Congrats! How exciting 😊
I think about leaving medicine almost every day, if not every day. Seeing patients brings me joy. Feeling like I’m drowning and constantly failing is not inspirational. This was the biggest reason we deferred buying a house for so long, honestly.
It makes me sad to think of doctors leaving medicine after all the years of work they put into achieving that degree. I’m an RN and I know lots of nurses are leaving too. As well as teachers. I don’t have any answers but just want to agree that it is so sad. I don’t know what I would want to do if I wasn’t a nurse.
congrats on closing the house! I am excited for the decor part for you. hahaha…. let us know what’s your plan. I think every move is an opportunity to declutter and redecorate which is something I’m excited about to do in few months.
The news about your friend leaving your field is tough! When my sister decided not to go back to work after having their first child, I got really defensive (in my internal monologue and in convos with my husband – not in convos with her).

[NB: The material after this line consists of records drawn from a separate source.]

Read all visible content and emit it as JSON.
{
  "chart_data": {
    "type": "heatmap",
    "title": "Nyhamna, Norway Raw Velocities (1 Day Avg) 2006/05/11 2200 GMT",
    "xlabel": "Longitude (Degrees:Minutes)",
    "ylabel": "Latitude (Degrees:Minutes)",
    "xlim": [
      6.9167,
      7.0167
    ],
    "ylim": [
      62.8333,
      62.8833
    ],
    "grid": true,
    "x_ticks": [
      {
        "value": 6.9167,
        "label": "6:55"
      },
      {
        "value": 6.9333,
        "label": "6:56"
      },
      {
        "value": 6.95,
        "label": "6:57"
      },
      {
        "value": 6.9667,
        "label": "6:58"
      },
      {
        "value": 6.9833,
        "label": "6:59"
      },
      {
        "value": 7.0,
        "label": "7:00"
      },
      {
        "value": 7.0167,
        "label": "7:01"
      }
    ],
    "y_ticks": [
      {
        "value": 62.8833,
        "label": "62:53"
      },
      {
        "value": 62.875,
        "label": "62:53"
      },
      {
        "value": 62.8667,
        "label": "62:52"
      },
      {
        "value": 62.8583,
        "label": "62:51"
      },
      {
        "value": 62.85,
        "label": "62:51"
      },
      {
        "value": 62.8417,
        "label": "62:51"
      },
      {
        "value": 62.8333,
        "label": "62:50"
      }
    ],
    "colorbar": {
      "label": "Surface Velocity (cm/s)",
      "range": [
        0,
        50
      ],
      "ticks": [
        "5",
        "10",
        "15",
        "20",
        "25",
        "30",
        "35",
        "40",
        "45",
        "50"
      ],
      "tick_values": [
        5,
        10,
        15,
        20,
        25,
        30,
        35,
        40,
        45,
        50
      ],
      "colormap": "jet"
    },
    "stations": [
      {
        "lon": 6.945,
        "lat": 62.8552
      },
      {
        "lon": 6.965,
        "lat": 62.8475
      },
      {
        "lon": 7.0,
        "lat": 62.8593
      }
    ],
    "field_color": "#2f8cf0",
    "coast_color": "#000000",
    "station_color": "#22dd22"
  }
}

Her decision to not go back was because of what they thought was best for their daughter. I had to remind myself that it’s an individual decision. I was secure in knowing I am meant to be a working mom. And I am not the least bit jealous of her situation. I know I would not be happy staying home. But it was still kind of hard for me and we are not in the same industry! I think hearing of others choices can make us question ours or feel less secure in our decisions. But I imagine that your decision to continue to work is truly right for you and your family, but this hit you at a vulnerable time.
Congrats on the closing! I also don’t have the decorating gene and don’t value spending money on decor. So our house looks ‘nice enough’! But I just bought some drawer organizers for our kitchen from Crate and Barrel which I am SUPER excited about them! I have been organizing the drawers and cupboards in our kitchen so am excited to take the organization a step further!
Congrats on the closing, very exciting!
Congrats on the closing! It’s rumored that hiring a decorator can keep expenses of finishing a space reduced. I have not tested this theory but may explore it soon as I share your lack of interior design delight and hate spending money- but want a home that feels wonderful and purposeful.